Van Zandt: Father and Son, State and City (Part 2)

Isaac Van Zandt

After the death of Isaac Van Zandt in 1847 (see Part 1) his widow Frances Cooke Van Zandt and children continued their lives in Harrison County.

Khleber Miller Van Zandt

In 1850 son Khleber was fourteen; son Lycurgus was eleven; daughter Frances Cooke was nine. (The Cloughs were related by marriage.)

As Mrs. Van Zandt’s children grew, they all attended college in Franklin, Tennessee, where the family had lived earlier. Khleber graduated with honors, delivering his salutatorian speech in Latin.

Upon returning home to Marshall, Van Zandt helped his mother by working in the local dry goods store. He also helped to organize the local Christian Church.

And in 1857 he married Minerva Peete.

Van Zandt studied law and passed the bar exam in Marshall. He practiced law until the outbreak of the Civil War.

Soon after the war began in 1861 Khleber and brother Lycurgus enlisted in a Confederate militia company called the “Bass Grays,” organized by Captain Frederick S. Bass.

Captain Van Zandt was commander of the company.

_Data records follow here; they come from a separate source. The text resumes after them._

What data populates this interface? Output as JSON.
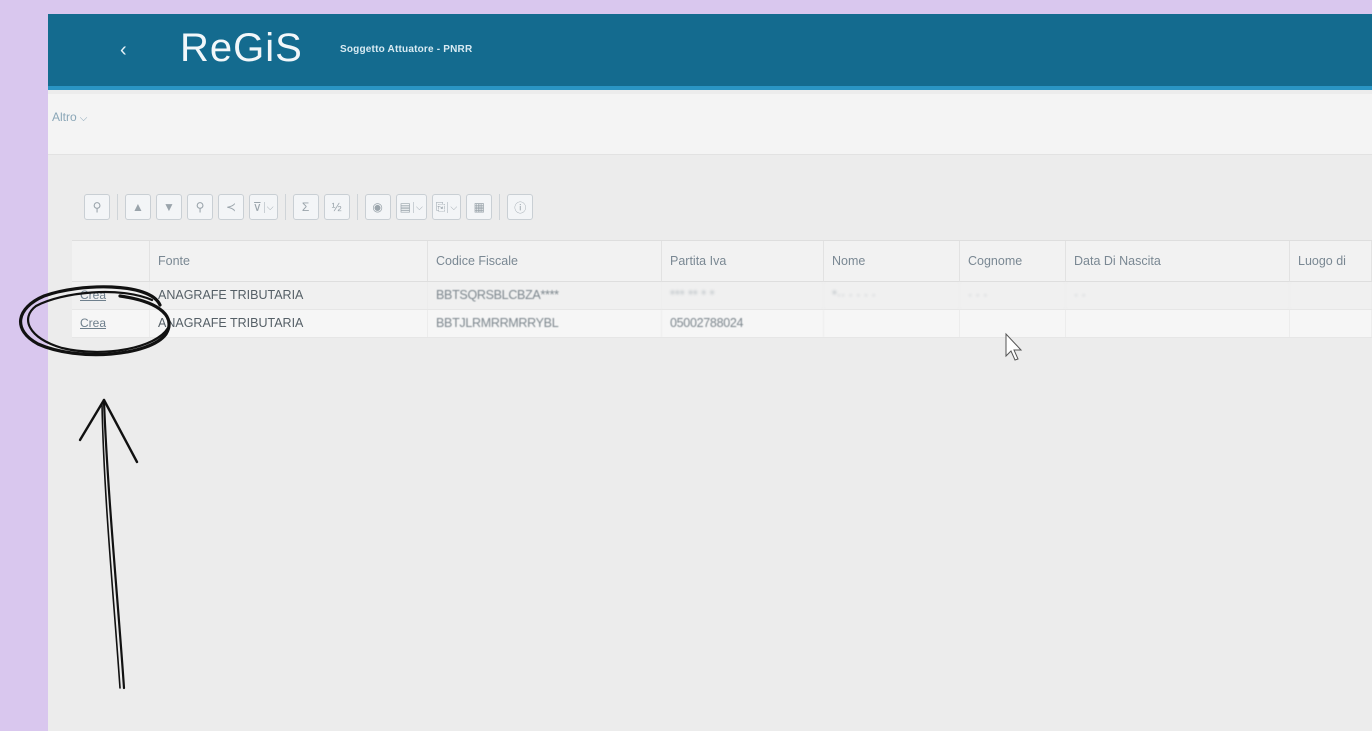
{
  "header": {
    "back_symbol": "‹",
    "logo": "ReGiS",
    "subtitle": "Soggetto Attuatore - PNRR"
  },
  "subbar": {
    "menu_label": "Altro",
    "menu_chevron": "⌵"
  },
  "toolbar": {
    "buttons": [
      {
        "name": "zoom-icon",
        "glyph": "⚲"
      },
      {
        "name": "sort-ascending-icon",
        "glyph": "▲"
      },
      {
        "name": "sort-descending-icon",
        "glyph": "▼"
      },
      {
        "name": "search-icon",
        "glyph": "⚲"
      },
      {
        "name": "share-icon",
        "glyph": "≺"
      },
      {
        "name": "filter-icon",
        "glyph": "⊽"
      },
      {
        "name": "sum-icon",
        "glyph": "Σ"
      },
      {
        "name": "subtotal-icon",
        "glyph": "½"
      },
      {
        "name": "globe-icon",
        "glyph": "◉"
      },
      {
        "name": "layout-icon",
        "glyph": "▤"
      },
      {
        "name": "export-icon",
        "glyph": "⎘"
      },
      {
        "name": "print-icon",
        "glyph": "▦"
      },
      {
        "name": "info-icon",
        "glyph": "ⓘ"
      }
    ],
    "dropdown_symbol": "⌵"
  },
  "table": {
    "columns": [
      "",
      "Fonte",
      "Codice Fiscale",
      "Partita Iva",
      "Nome",
      "Cognome",
      "Data Di Nascita",
      "Luogo di"
    ],
    "rows": [
      {
        "action": "Crea",
        "fonte": "ANAGRAFE TRIBUTARIA",
        "codice_fiscale": "BBTSQRSBLCBZA****",
        "partita_iva": "***  ** * *",
        "nome": "*·· · · · ·",
        "cognome": "· · ·",
        "data_nascita": "· ·",
        "luogo": ""
      },
      {
        "action": "Crea",
        "fonte": "ANAGRAFE TRIBUTARIA",
        "codice_fiscale": "BBTJLRMRRMRRYBL",
        "partita_iva": "05002788024",
        "nome": "",
        "cognome": "",
        "data_nascita": "",
        "luogo": ""
      }
    ]
  },
  "colors": {
    "header_bg": "#146b8f",
    "header_accent": "#2a95c4",
    "page_bg": "#d9c7ee",
    "annotation_ink": "#111111"
  }
}
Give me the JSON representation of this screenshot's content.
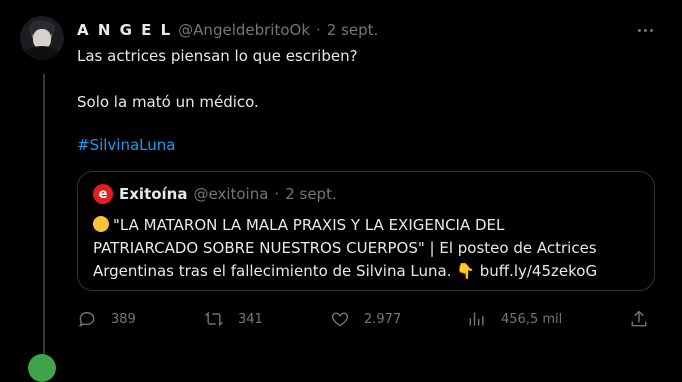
{
  "tweet": {
    "author_name": "A N G E L",
    "author_handle": "@AngeldebritoOk",
    "separator": "·",
    "date": "2 sept.",
    "lines": [
      "Las actrices piensan lo que escriben?",
      "Solo la mató un médico."
    ],
    "hashtag": "#SilvinaLuna"
  },
  "quote": {
    "logo_letter": "e",
    "author_name": "Exitoína",
    "author_handle": "@exitoina",
    "separator": "·",
    "date": "2 sept.",
    "line1": "\"LA MATARON LA MALA PRAXIS Y LA EXIGENCIA DEL",
    "line2": "PATRIARCADO SOBRE NUESTROS CUERPOS\" | El posteo de Actrices",
    "line3": "Argentinas tras el fallecimiento de Silvina Luna. 👇 buff.ly/45zekoG"
  },
  "actions": {
    "replies": "389",
    "retweets": "341",
    "likes": "2.977",
    "views": "456,5 mil"
  },
  "icons": [
    "more-icon",
    "reply-icon",
    "retweet-icon",
    "like-icon",
    "views-icon",
    "share-icon"
  ]
}
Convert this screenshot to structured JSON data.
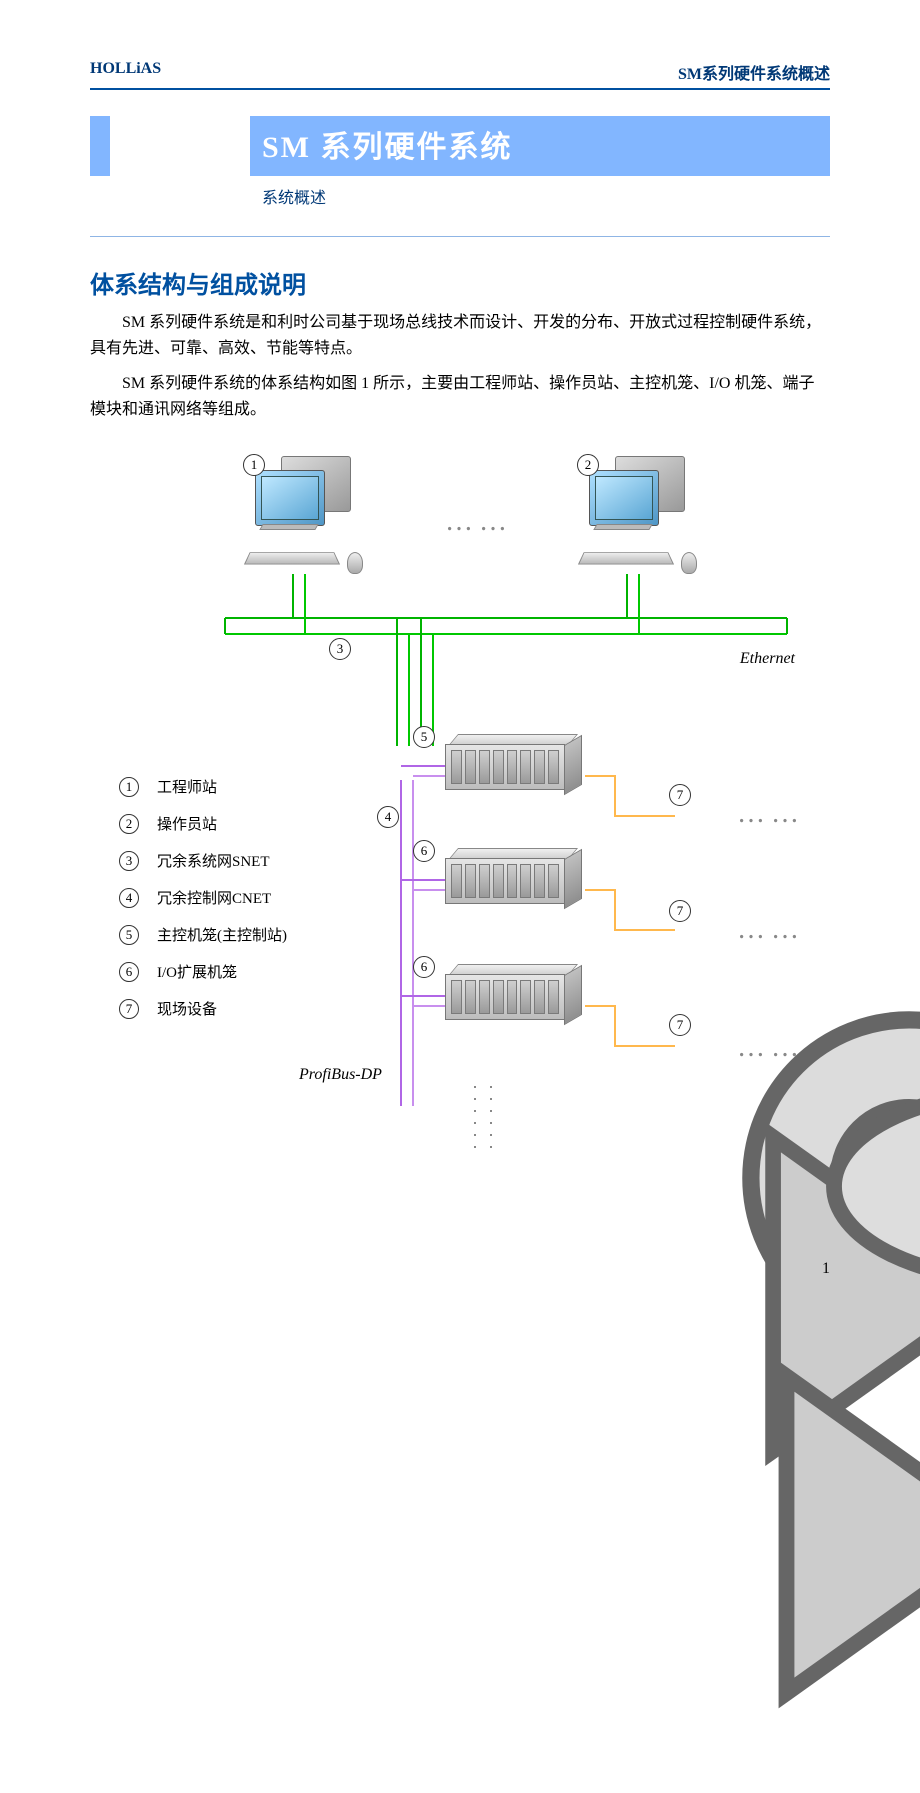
{
  "header": {
    "left": "HOLLiAS",
    "right": "SM系列硬件系统概述"
  },
  "title": {
    "main": "SM 系列硬件系统",
    "sub": "系统概述"
  },
  "section_heading": "体系结构与组成说明",
  "paragraphs": [
    "SM 系列硬件系统是和利时公司基于现场总线技术而设计、开发的分布、开放式过程控制硬件系统，具有先进、可靠、高效、节能等特点。",
    "SM 系列硬件系统的体系结构如图 1 所示，主要由工程师站、操作员站、主控机笼、I/O 机笼、端子模块和通讯网络等组成。"
  ],
  "diagram": {
    "ellipsis": "……",
    "ethernet": "Ethernet",
    "profibus": "ProfiBus-DP",
    "ws_badges": [
      "1",
      "2"
    ],
    "net_badges": [
      "3",
      "4"
    ],
    "rack_badges": [
      "5",
      "6",
      "6"
    ],
    "device_badges": [
      "7",
      "7",
      "7"
    ]
  },
  "legend": [
    {
      "num": "1",
      "label": "工程师站"
    },
    {
      "num": "2",
      "label": "操作员站"
    },
    {
      "num": "3",
      "label": "冗余系统网SNET"
    },
    {
      "num": "4",
      "label": "冗余控制网CNET"
    },
    {
      "num": "5",
      "label": "主控机笼(主控制站)"
    },
    {
      "num": "6",
      "label": "I/O扩展机笼"
    },
    {
      "num": "7",
      "label": "现场设备"
    }
  ],
  "page_number": "1"
}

During the week of February 11-16, 1862 Captain Van Zandt and his brother fought in the Confederacy’s 7th Texas Infantry at the Battle of Fort Donelson in Tennessee. (Kurz and Allison lithograph Battle of Fort Donelson from Wikipedia.)

Van Zandt later wrote of the battle:

“The fighting continued all day Sunday, September 20, and on until about nine o’clock that night. We made camp at a spot the Federals had been using for a field hospital. Their wounded and dead were all around us, and all night we could hear the groaning of the injured. Early next morning our men went foraging. Some went for water. Others went to see if there was any food to be found in the haversacks of the dead Yankees. Billy Rogers, one of my men, was in a mighty bad fix; but he found some coffee and made himself a cup of it. He was just putting it to his lips, when a wounded Ohio captain dragged himself up to our fire. Without a word, Billy handed the coffee to the Yankee, saying, ‘You are worse off than I.’ I think this instance, and many others, show that the men who did the fighting did not have any animosity toward each other.”

The battle was a Confederate defeat, and both brothers were taken prisoner. Both were later released in a prisoner exchange.

In poor health, Van Zandt left the army in 1864 with the rank of major and returned to Marshall. But after the war “carpetbaggers and other undesirable characters” moved into east Texas, he recalled, inspiring Van Zandt to achieve his “boyhood ambition to move to west Texas.” In 1865 he and four other men headed west on horseback, stopping at Native American villages for supplies. One by one the four other men lost his enthusiasm and dropped out of the journey. By the time Van Zandt reached a small town at the confluence of two forks of the Trinity River, he was alone.

Fort Worth after the war, he recalled in his biography Force Without Fanfare, presented “a sad and gloomy picture.” The courthouse did not have a roof. The war had reduced the city’s population to only two hundred. Still, Van Zandt recalled, he “saw the possibilities of the place” and decided “to cast my lot here and grow with the town.”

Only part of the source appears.